外の雨が強く音が部屋に響きわたっている。雨の匂いがする先輩はタオルを肩に被せて、髪から落ちる水滴を染み込ませている。宮坂の向かいに座って勉強する姿はいつも以上に格好いい。水も滴るいい男とはこういう人をいうんだろう。
「風丸さんって髪綺麗ですよね」
「そうか?お前の方が綺麗じゃないか」
手を止め肘をついて風丸の顔を眺める。そこら辺の女の子よりずっと整った綺麗な顔をしている。早速問題を開いてノートにカリカリと動く手も素敵だ。あの手で僕を触ってほしい。なぞってくすぐられたい。それだけで遠くにいきそう。
宮坂はニヘッと口を開けた。
「風丸さんが綺麗でした」
「?何で過去形?」
「僕は綺麗じゃない風丸さんもいいと思います」
「例えば?」
風丸さんは手を止めてこちらをちらりとみた。宮坂は頬ずえしていたのをやめて、手を膝の上に置いた。改めては見つめられない。

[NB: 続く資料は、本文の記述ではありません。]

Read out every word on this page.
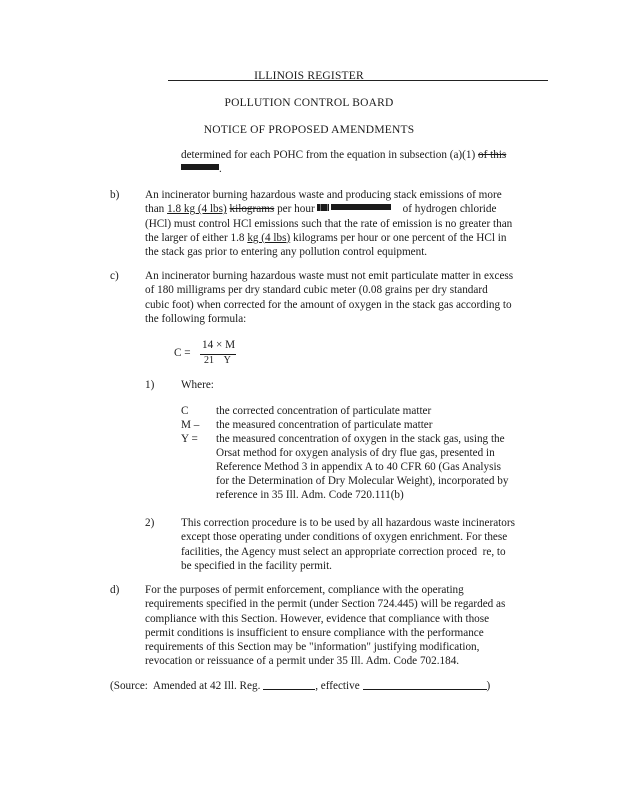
ILLINOIS REGISTER
POLLUTION CONTROL BOARD
NOTICE OF PROPOSED AMENDMENTS
determined for each POHC from the equation in subsection (a)(1) of this
.
b) An incinerator burning hazardous waste and producing stack emissions of more
than 1.8 kg (4 lbs) kilograms per hour	of hydrogen chloride
(HCl) must control HCl emissions such that the rate of emission is no greater than
the larger of either 1.8 kg (4 lbs) kilograms per hour or one percent of the HCl in
the stack gas prior to entering any pollution control equipment.
c) An incinerator burning hazardous waste must not emit particulate matter in excess
of 180 milligrams per dry standard cubic meter (0.08 grains per dry standard
cubic foot) when corrected for the amount of oxygen in the stack gas according to
the following formula:
C =
14 × M
21    Y
1) Where:
C	the corrected concentration of particulate matter
M –	the measured concentration of particulate matter
Y =	the measured concentration of oxygen in the stack gas, using the
Orsat method for oxygen analysis of dry flue gas, presented in
Reference Method 3 in appendix A to 40 CFR 60 (Gas Analysis
for the Determination of Dry Molecular Weight), incorporated by
reference in 35 Ill. Adm. Code 720.111(b)
2) This correction procedure is to be used by all hazardous waste incinerators
except those operating under conditions of oxygen enrichment. For these
facilities, the Agency must select an appropriate correction proced  re, to
be specified in the facility permit.
d) For the purposes of permit enforcement, compliance with the operating
requirements specified in the permit (under Section 724.445) will be regarded as
compliance with this Section. However, evidence that compliance with those
permit conditions is insufficient to ensure compliance with the performance
requirements of this Section may be "information" justifying modification,
revocation or reissuance of a permit under 35 Ill. Adm. Code 702.184.
(Source:  Amended at 42 Ill. Reg.	, effective	)
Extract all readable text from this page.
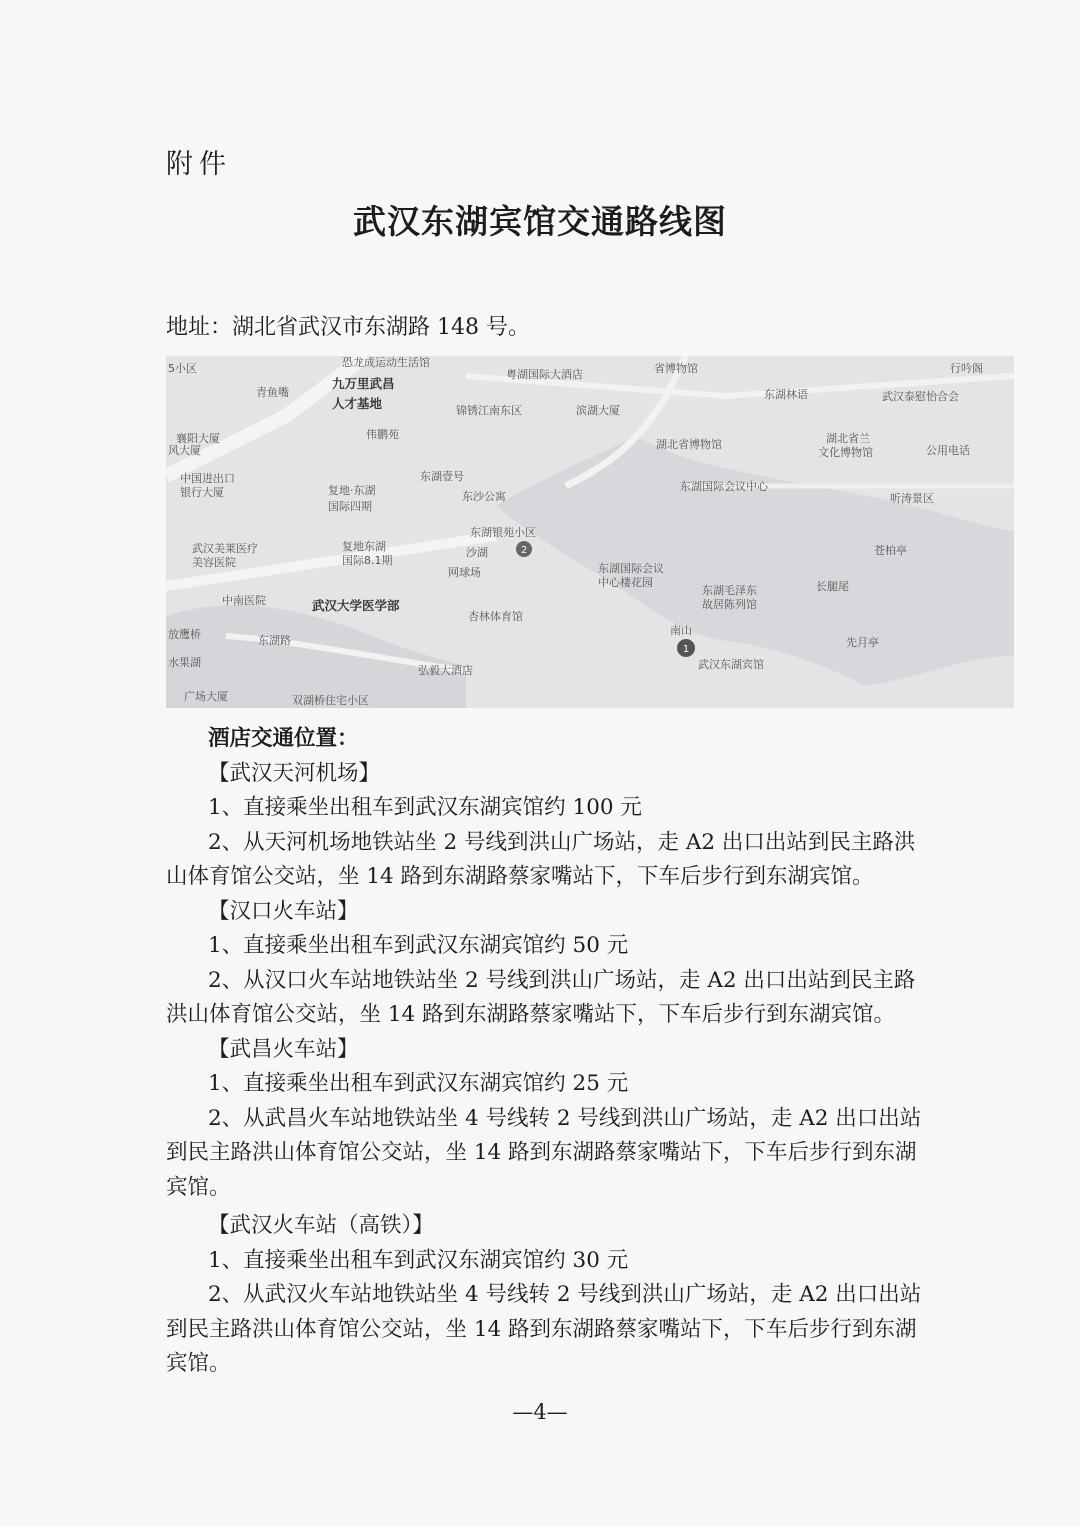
附件
武汉东湖宾馆交通路线图
地址：湖北省武汉市东湖路 148 号。
2
1
5小区	恐龙成运动生活馆
粤湖国际大酒店	省博物馆	行吟阁
青鱼嘴
九万里武昌
人才基地
东湖林语	武汉泰慰怡合会
襄阳大厦
锦锈江南东区	滨湖大厦
伟鹏苑
湖北省博物馆	湖北省兰
文化博物馆	公用电话
风大厦
东湖壹号
中国进出口
银行大厦	复地·东湖
国际四期
东沙公寓
东湖国际会议中心
听涛景区
东湖银苑小区
武汉美莱医疗
美容医院
复地东湖
国际8.1期
苍柏亭
网球场	东湖国际会议
中心楼花园
东湖毛泽东
故居陈列馆
长腿尾
中南医院	武汉大学医学部
杏林体育馆
南山
先月亭
放鹰桥	东湖路
水果湖
弘毅大酒店	武汉东湖宾馆
广场大厦	双湖桥住宅小区
沙湖

酒店交通位置：

【武汉天河机场】

1、直接乘坐出租车到武汉东湖宾馆约 100 元

2、从天河机场地铁站坐 2 号线到洪山广场站，走 A2 出口出站到民主路洪山体育馆公交站，坐 14 路到东湖路蔡家嘴站下，下车后步行到东湖宾馆。

【汉口火车站】

1、直接乘坐出租车到武汉东湖宾馆约 50 元

2、从汉口火车站地铁站坐 2 号线到洪山广场站，走 A2 出口出站到民主路洪山体育馆公交站，坐 14 路到东湖路蔡家嘴站下，下车后步行到东湖宾馆。

【武昌火车站】

1、直接乘坐出租车到武汉东湖宾馆约 25 元

2、从武昌火车站地铁站坐 4 号线转 2 号线到洪山广场站，走 A2 出口出站到民主路洪山体育馆公交站，坐 14 路到东湖路蔡家嘴站下，下车后步行到东湖宾馆。

【武汉火车站（高铁）】

1、直接乘坐出租车到武汉东湖宾馆约 30 元

2、从武汉火车站地铁站坐 4 号线转 2 号线到洪山广场站，走 A2 出口出站到民主路洪山体育馆公交站，坐 14 路到东湖路蔡家嘴站下，下车后步行到东湖宾馆。

—4—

「僕を馬鹿にする風丸さん…とかいつまでも待たせる風丸さんとか言葉だけの風丸さんとか」
「ひどい言われようだな」
フッと吹き出して風丸は宮坂に手を伸ばした。
宮坂は伸びてくる手にドキドキした。爪で引っ掻けさせて後悔させたいくらい。真剣な瞳が僕を見つめている。
あと数ミリのところで手は下がっていった。
宮坂が眉を下げると、そのしてやったりな顔がむかつく。
「期待だけさせる風丸さんも醜いです」
「でもいいんだろ?それでも」
まあそうですね!と適当に投げて昨日の宿題をカバンから取り出した。
「素直なんだかそうじゃないんだか」
風丸は再びノートに視線を戻す。ペンをくるりと回して得意気だこと。
「風丸さんには負けますよ」
頬を膨らまして顎を机につけた。
宮坂がじっと見ていても風丸は気にせずに問題を解いていった。
二人とも静かになれば雨の音がよくきこえる。雨がずっと降っていればいい。時が止まったようにこのまま。
雨は地面に吸われてしまう。ベランダにある水溜まりは吸われない。
「ずっと水に溺れていたいですね」
宮坂がいうと風丸は怪訝そうにこちらをみた。
「ほんとおかしなやつ」
ため息をひとつ吐いて頭を撫でてくれた。
気持ちいい風丸さんの感触に溺れて雨はまだ止まない。